MOST of the world’s airlines are not doing enough to switch to sustainable jet fuel, according to a study by Brussels-based advocacy group Transport and Environment, which also found too little investment by oil producers in the transition.
The comments come as the airline sector calls for more production of the fuel, which can be made from materials such as wood chips and used cooking oil.
“Unfortunately, airlines at the moment are not on the trajectory to have meaningful emissions reduction because they’re not buying enough sustainable aviation fuel,” Transport and Environment aviation policy manager Francesco Catte said.
As it stands, Sustainable Aviation Fuel (SAF) makes up about 1 percent of aviation fuel use on the global market, which needs to increase for airlines to meet carbon emission reduction targets.

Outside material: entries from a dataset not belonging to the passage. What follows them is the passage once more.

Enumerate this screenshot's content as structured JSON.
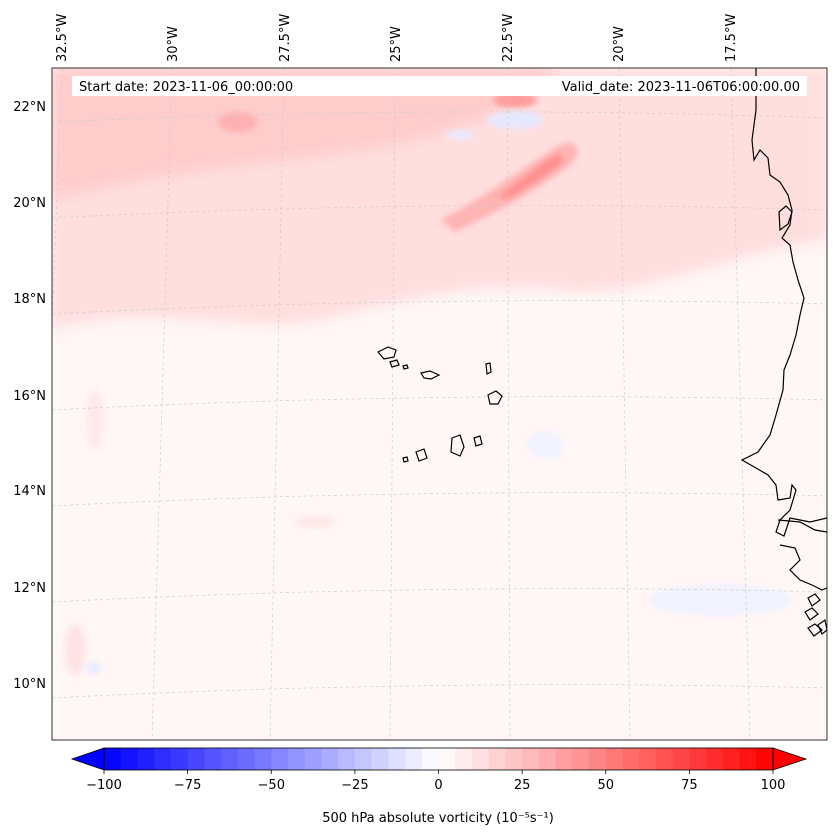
{
  "header": {
    "start_date": "Start date: 2023-11-06_00:00:00",
    "valid_date": "Valid_date: 2023-11-06T06:00:00.00"
  },
  "map": {
    "projection": "lambert-conformal",
    "lon_labels": [
      "32.5°W",
      "30°W",
      "27.5°W",
      "25°W",
      "22.5°W",
      "20°W",
      "17.5°W"
    ],
    "lat_labels": [
      "22°N",
      "20°N",
      "18°N",
      "16°N",
      "14°N",
      "12°N",
      "10°N"
    ],
    "gridlines": true,
    "field": "500 hPa absolute vorticity",
    "coastlines": [
      "Cape Verde islands",
      "West African coast"
    ]
  },
  "colorbar": {
    "label": "500 hPa absolute vorticity (10⁻⁵s⁻¹)",
    "ticks": [
      "−100",
      "−75",
      "−50",
      "−25",
      "0",
      "25",
      "50",
      "75",
      "100"
    ],
    "range": [
      -100,
      100
    ],
    "low_color": "#0000ff",
    "mid_color": "#ffffff",
    "high_color": "#ff0000",
    "extend": "both"
  }
}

The fuel can cost between two to five times more than regular jet fuel.
A lack of investment by major oil players, who have the capital to build SAF processing facilities, is hampering the market’s growth, the study says.
In its ranking, Transport and Environment pointed to Air France-KLM, United Airlines and Norwegian as some of the airlines that have taken tangible steps to buy sustainable jet fuel, particularly its synthetic, cleaner burning version.
But 87 percent are failing to make meaningful efforts, the ranking shows, and even those who are trying could miss their own targets without more investment.
Airlines such as Italy’s ITA Airways and Portugal’s TAP (TAP Air Portugal) have done very little to secure SAF in the coming years, the ranking shows.
A TAP spokesman said the airline was the first to fly in Portugal with SAF in July 2022, “and is committed to flying with 10 percent SAF in 2030.”
ITA Airways did not respond to a Reuters request for comment.